UPDATE 2011-08-08 14:22 EDT
The configuration of MySQL 5.5 Semisynchronous Replication is straightforward
Step 1) Add these four(4) lines to /etc/my.cnf
[mysqld]
plugin-dir=/usr/lib64/mysql/plugin
#rpl_semi_sync_master_enabled
#rpl_semi_sync_master_timeout=5000
#rpl_semi_sync_slave_enabled
Step 2) Restart MySQL
service mysql restart
Step 3) Run these commands in the MySQL client
INSTALL PLUGIN rpl_semi_sync_master SONAME 'semisync_master.so';
INSTALL PLUGIN rpl_semi_sync_slave SONAME 'semisync_slave.so';
Step 4) Uncomment the three rpm_semi_sync options after the plugin-dir option
[mysqld]
plugin-dir=/usr/lib64/mysql/plugin
rpl_semi_sync_master_enabled
rpl_semi_sync_master_timeout=5000
rpl_semi_sync_slave_enabled
Step 5) Restart MySQL
service mysql restart
All Done !!! Now just setup MySQL Replication as usual.
Best Answer
PXC (and other Galera solutions) require one network hop at COMMIT time. If your application can combine writes into a single transaction, that will help at some level. However, still each COMMIT will take 300ms (or whatever it is).
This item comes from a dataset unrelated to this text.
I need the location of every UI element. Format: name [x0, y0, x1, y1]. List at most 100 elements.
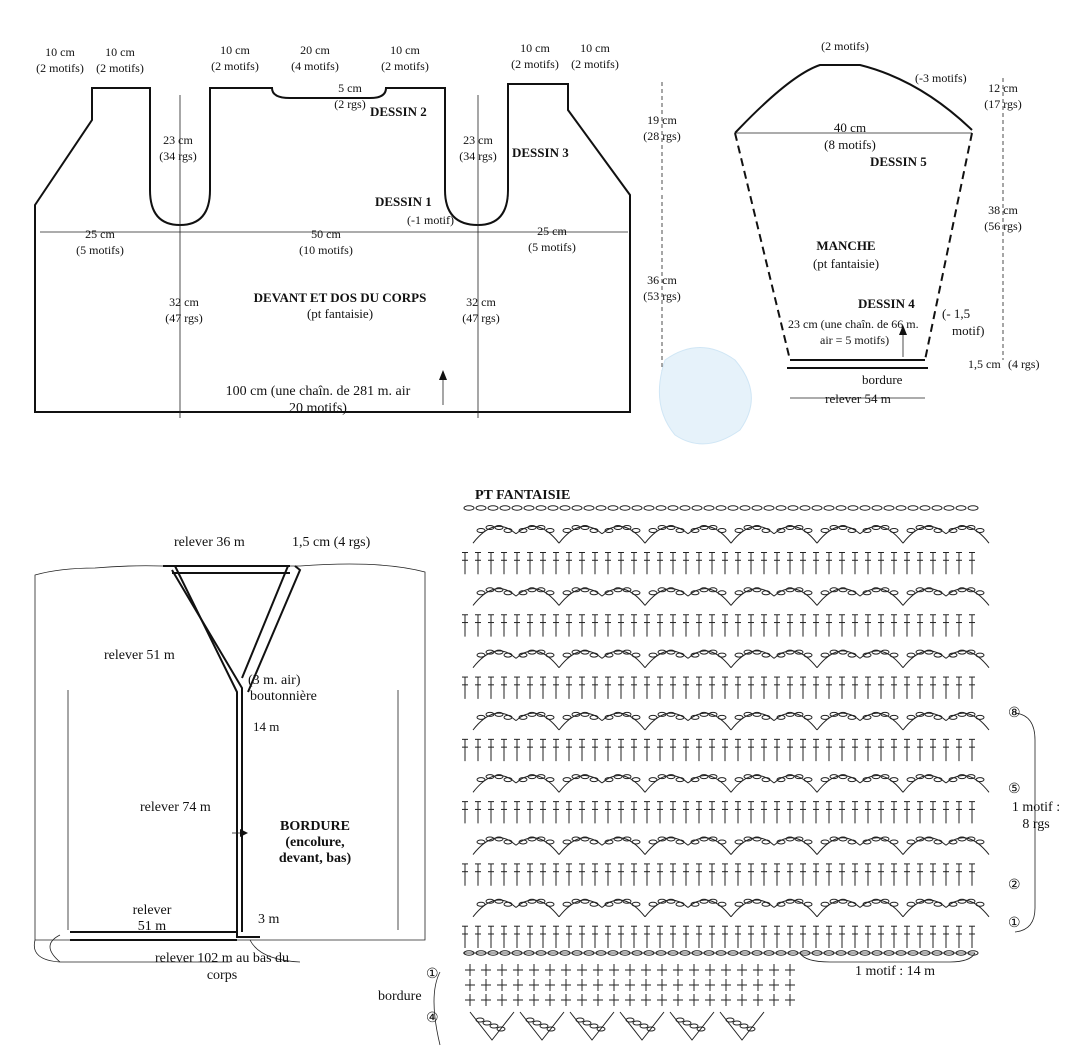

Regular MySQL can do Master-Master and have both writable. That replication is asynchronous. However, there are a number of caveats. Auto_increments should be configured with auto_increment_offset and _increment. UNIQUE indexes are problematic; the app must figure out how to avoid 'simultaneous' insertion of the same UNIQUE value on both continents. Note that replication will simply stop until you manually do something.
Another possibility is NDB Cluster. However, that has a lot of differences in the syntax and functionality. The advantage is that it is "eventually consistent". You set up rules about what to do if, say, duplicate keys are inserted.
There's an old saying: You can have any of X or Y or Z; pick 2. So, I ask, what are your 2 reasons for wanting multi-Master? And what 3rd item are you willing to sacrifice. (It sounds like latency is not #3.)